Tensorflow2 learning note (2)

Sat, May 1, 2021 9-minute read python Tensorflow2

In the second part of this Tensorflow2 mini-series, I will write about how to make use of the pre-trained and well-established deep learning models to perform new tasks. Still, the note serves as a template of the modeling pipeline instead of a sophisticated performance-oriented project. Keras applications has provided a list of deep learning models having the top performance on the ImageNet image recognition tasks with pre-trained weights, and those models can be used for predictions, feature extraction, and fine-tuning. In the post, I will first use the ResNet50 model and its pre-trained weights to classify a dog image, then use the VGG19 model to perform a transfer learning task where features from the last MaxPooling2D layer of the VGG19 are served as the starting point of a logistic regression classifying dogs vs cats. The dataset I used in the post is a subset from Kaggle’s Dogs vs. Cats. In addition, I am glad that my dog bro Dandan has granted permission to use one of his photos as the test data.

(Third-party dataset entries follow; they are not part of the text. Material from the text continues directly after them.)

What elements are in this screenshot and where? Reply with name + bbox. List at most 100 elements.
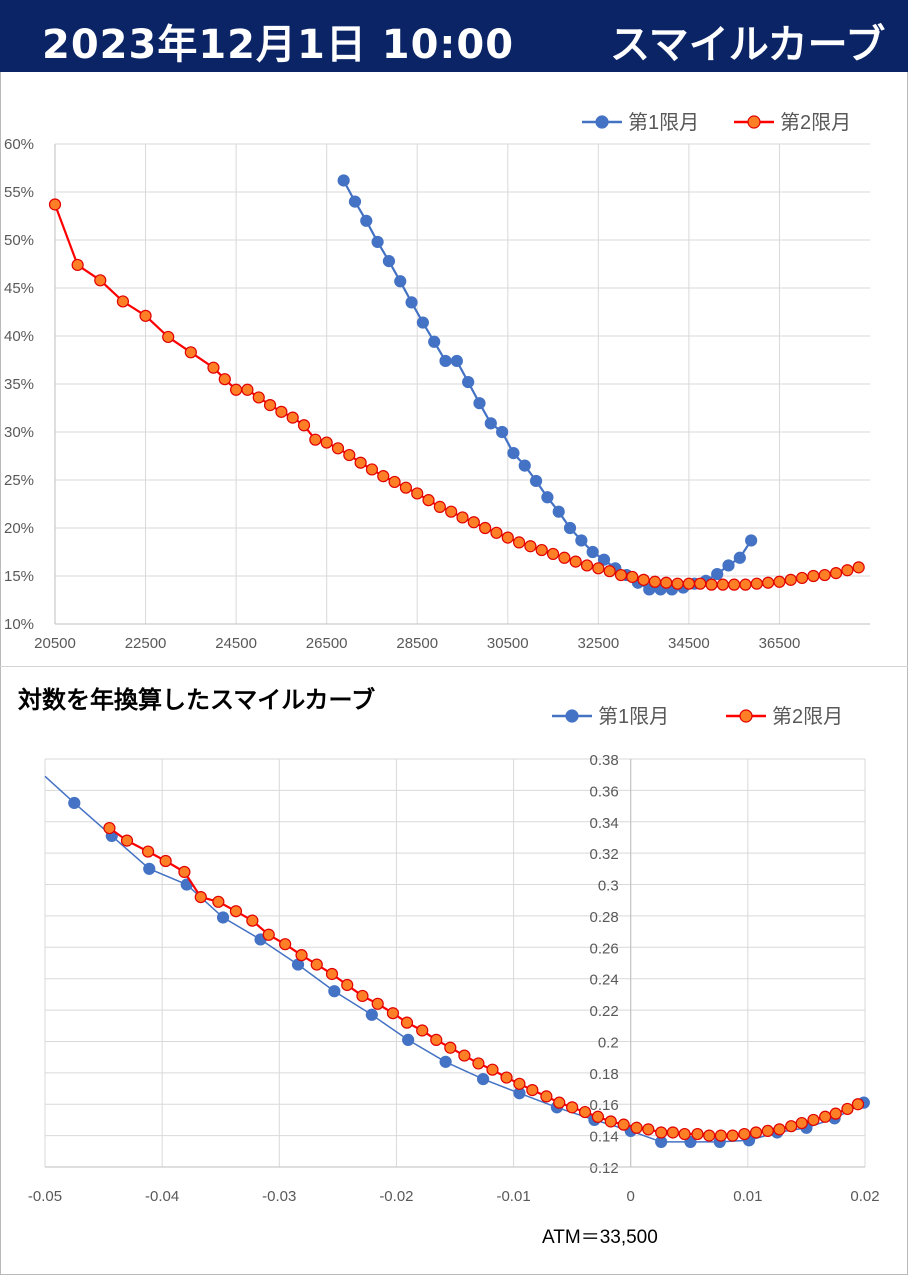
data-point-1: [507, 447, 520, 460]
x-tick-label: 32500: [577, 635, 619, 652]
data-point-2: [116, 295, 130, 308]
data-point-2: [212, 895, 225, 908]
data-point-2: [310, 958, 323, 971]
data-point-1: [328, 985, 341, 998]
legend-label-2: 第2限月: [780, 111, 851, 134]
data-point-2: [513, 1077, 526, 1090]
data-point-2: [660, 576, 673, 589]
data-point-2: [252, 391, 265, 404]
x-tick-label: 26500: [306, 635, 348, 652]
data-point-1: [462, 375, 475, 389]
y-tick-label: 40%: [4, 328, 34, 345]
header-title: スマイルカーブ: [610, 22, 886, 68]
data-point-2: [377, 470, 390, 483]
data-point-2: [430, 1033, 443, 1046]
data-point-2: [526, 1084, 539, 1097]
data-point-2: [343, 448, 356, 462]
data-point-2: [569, 555, 582, 568]
data-point-1: [371, 235, 384, 249]
data-point-2: [540, 1090, 553, 1103]
data-point-1: [365, 1008, 378, 1021]
data-point-2: [444, 1041, 457, 1054]
data-point-2: [750, 577, 763, 590]
y-tick-label: 10%: [4, 616, 34, 633]
data-point-2: [490, 526, 503, 539]
data-point-2: [141, 845, 155, 858]
x-tick-label: 20500: [34, 635, 76, 652]
data-point-2: [841, 1102, 854, 1116]
data-point-2: [194, 890, 207, 904]
x-tick-label: 0.01: [733, 1188, 762, 1205]
data-point-2: [807, 569, 820, 583]
data-point-2: [678, 1127, 691, 1141]
y-tick-label: 55%: [4, 184, 34, 201]
data-point-2: [354, 456, 367, 469]
y-tick-label: 25%: [4, 472, 34, 489]
x-tick-label: -0.05: [28, 1188, 62, 1205]
x-tick-label: 0.02: [850, 1188, 879, 1205]
x-tick-label: 36500: [759, 635, 801, 652]
data-point-2: [626, 570, 639, 584]
data-point-2: [139, 309, 152, 322]
y-tick-label: 35%: [4, 376, 34, 393]
data-point-2: [637, 573, 650, 586]
data-point-2: [230, 383, 243, 396]
data-point-2: [286, 411, 299, 424]
data-point-2: [630, 1121, 643, 1134]
gridlines: [44, 758, 866, 1168]
data-point-1: [473, 397, 486, 410]
y-tick-label: 0.12: [590, 1160, 619, 1177]
data-point-2: [785, 1120, 798, 1133]
data-point-2: [399, 481, 413, 494]
data-point-2: [416, 1024, 429, 1037]
data-point-2: [795, 571, 809, 585]
data-point-2: [411, 487, 424, 500]
y-tick-label: 0.16: [590, 1097, 619, 1114]
legend-marker-1: [595, 115, 609, 129]
data-point-2: [524, 540, 537, 553]
data-point-2: [773, 575, 786, 588]
header-date: 2023年12月1日 10:00: [42, 22, 515, 68]
legend-label-2: 第2限月: [772, 705, 843, 728]
data-point-2: [500, 1071, 513, 1084]
data-point-2: [546, 547, 560, 561]
data-point-1: [552, 505, 565, 518]
data-point-1: [348, 195, 362, 208]
data-point-1: [68, 796, 81, 810]
data-point-2: [566, 1101, 579, 1114]
y-tick-label: 20%: [4, 520, 34, 537]
y-tick-label: 0.28: [590, 909, 619, 926]
data-point-2: [851, 1098, 865, 1111]
legend-label-1: 第1限月: [628, 111, 699, 134]
data-point-2: [325, 967, 339, 981]
y-tick-label: 0.36: [590, 783, 619, 800]
data-point-2: [714, 1129, 728, 1142]
data-point-1: [541, 491, 554, 504]
data-point-2: [558, 551, 571, 564]
y-tick-label: 0.32: [590, 846, 619, 863]
data-point-2: [178, 865, 191, 879]
series-line-1: [44, 775, 865, 1143]
x-tick-label: 28500: [396, 635, 438, 652]
data-point-2: [262, 928, 275, 941]
data-point-2: [309, 433, 322, 446]
data-point-1: [428, 335, 441, 348]
data-point-1: [563, 521, 577, 535]
data-point-2: [295, 949, 308, 962]
y-tick-label: 50%: [4, 232, 34, 249]
data-point-2: [580, 559, 594, 572]
data-point-2: [275, 405, 288, 418]
legend-label-1: 第1限月: [598, 705, 669, 728]
data-point-2: [784, 573, 797, 586]
data-point-1: [216, 911, 230, 924]
y-tick-label: 0.22: [590, 1003, 619, 1020]
x-tick-label: 30500: [487, 635, 529, 652]
data-point-2: [749, 1126, 763, 1139]
y-tick-label: 0.26: [590, 940, 619, 957]
data-point-2: [716, 578, 729, 591]
data-point-2: [371, 997, 384, 1010]
data-point-2: [761, 1124, 774, 1138]
chart-divider: [0, 666, 908, 667]
data-point-1: [597, 553, 611, 566]
data-point-2: [456, 511, 469, 524]
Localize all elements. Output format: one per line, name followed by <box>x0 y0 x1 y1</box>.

The post mainly consists of four parts,

Use ResNet50 to classify the test image
Explore features learned by each layer of VGG19
Load image dataset and use ImageDataGenerator to perform data augmentation
Use VGG19 layers + new layers to train a logistic regression model

and details are given below. The work is originally created on Google Colab with GPU processor.

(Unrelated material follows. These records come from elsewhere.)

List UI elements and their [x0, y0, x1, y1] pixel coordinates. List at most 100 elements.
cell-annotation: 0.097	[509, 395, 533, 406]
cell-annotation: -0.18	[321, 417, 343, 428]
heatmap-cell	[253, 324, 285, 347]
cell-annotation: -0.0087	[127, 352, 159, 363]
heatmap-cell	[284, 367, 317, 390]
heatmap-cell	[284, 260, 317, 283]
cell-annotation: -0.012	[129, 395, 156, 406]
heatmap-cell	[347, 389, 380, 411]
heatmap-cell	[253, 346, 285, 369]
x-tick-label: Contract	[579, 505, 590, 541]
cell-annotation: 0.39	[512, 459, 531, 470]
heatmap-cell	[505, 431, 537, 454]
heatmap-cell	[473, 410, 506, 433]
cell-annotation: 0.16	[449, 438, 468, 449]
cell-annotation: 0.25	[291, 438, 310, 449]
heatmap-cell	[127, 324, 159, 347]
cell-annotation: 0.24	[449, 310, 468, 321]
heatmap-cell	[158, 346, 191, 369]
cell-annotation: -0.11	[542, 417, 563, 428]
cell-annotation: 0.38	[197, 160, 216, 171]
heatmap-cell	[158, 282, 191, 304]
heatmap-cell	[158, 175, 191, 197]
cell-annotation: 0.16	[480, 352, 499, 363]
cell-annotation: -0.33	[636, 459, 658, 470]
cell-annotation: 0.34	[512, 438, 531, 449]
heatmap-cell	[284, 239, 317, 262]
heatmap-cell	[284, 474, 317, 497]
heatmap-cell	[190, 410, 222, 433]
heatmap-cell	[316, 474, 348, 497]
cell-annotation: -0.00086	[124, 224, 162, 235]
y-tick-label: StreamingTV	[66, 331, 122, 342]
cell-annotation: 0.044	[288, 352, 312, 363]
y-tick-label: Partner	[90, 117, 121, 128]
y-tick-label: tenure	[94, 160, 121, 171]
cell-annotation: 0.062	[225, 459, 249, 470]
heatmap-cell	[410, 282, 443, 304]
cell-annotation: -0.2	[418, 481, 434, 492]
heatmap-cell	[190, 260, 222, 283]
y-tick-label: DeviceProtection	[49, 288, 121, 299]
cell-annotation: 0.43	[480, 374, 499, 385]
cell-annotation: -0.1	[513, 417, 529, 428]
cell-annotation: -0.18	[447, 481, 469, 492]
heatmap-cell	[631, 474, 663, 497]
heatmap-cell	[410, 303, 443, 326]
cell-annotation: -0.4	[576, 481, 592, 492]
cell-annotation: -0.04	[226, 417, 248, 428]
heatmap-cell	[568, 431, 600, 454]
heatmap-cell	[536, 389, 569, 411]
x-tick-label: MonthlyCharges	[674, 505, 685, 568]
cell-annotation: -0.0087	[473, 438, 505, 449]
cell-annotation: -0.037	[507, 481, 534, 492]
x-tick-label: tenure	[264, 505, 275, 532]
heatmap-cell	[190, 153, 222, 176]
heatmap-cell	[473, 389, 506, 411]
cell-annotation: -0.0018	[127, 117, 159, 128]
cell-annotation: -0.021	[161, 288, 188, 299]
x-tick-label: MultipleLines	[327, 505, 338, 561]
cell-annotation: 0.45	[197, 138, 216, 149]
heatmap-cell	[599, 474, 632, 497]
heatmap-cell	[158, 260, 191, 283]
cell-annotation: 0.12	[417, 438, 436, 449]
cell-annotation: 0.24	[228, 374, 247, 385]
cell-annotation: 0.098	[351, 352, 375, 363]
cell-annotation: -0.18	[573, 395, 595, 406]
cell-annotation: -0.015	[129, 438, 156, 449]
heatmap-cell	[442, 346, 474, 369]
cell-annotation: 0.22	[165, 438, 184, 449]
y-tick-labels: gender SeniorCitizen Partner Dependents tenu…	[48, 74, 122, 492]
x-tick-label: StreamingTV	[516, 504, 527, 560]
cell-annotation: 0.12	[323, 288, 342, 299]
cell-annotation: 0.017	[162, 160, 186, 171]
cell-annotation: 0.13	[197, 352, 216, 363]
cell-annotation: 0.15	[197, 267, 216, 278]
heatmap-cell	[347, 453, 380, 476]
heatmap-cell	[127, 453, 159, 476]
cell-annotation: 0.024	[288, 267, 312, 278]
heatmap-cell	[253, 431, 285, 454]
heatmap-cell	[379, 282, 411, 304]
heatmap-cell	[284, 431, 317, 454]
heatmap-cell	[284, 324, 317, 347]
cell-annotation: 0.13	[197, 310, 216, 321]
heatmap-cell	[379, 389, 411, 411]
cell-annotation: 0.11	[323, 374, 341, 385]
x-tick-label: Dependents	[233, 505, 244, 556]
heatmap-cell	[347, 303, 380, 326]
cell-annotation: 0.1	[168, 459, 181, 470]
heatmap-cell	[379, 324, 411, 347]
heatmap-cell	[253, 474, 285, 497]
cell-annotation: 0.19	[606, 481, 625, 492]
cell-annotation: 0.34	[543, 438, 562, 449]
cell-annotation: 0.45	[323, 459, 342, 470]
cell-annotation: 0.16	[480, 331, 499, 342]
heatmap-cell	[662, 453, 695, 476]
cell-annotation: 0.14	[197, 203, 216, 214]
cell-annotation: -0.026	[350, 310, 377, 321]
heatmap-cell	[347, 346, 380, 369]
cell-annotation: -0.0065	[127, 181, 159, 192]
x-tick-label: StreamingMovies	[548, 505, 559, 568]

1. Use ResNet50 to classify the test image

# import the modules

import tensorflow as tf
print(tf.__version__)

from tensorflow.keras import Input, layers
from tensorflow.keras.models import  Sequential, Model
from tensorflow.keras.preprocessing import image

import os
import numpy as np
import pandas as pd
import matplotlib.pyplot as plt
%matplotlib inline

import IPython.display as display
# from PIL import Image
from IPython.display import Image

The test image is a photo of Dandan with the face a bit grumpy.

# display the test image

img_path = '/content/drive/MyDrive/Colab Notebooks/dog.jpeg'
# display.display(Image.open(img_path))
Image(img_path, width=80, height=200 )

# import the ResNet50 image processing functions and instantiate the ResNet50 model

from tensorflow.keras.applications.resnet50 import preprocess_input, decode_predictions
model_resnet50 = tf.keras.applications.ResNet50(weights='imagenet')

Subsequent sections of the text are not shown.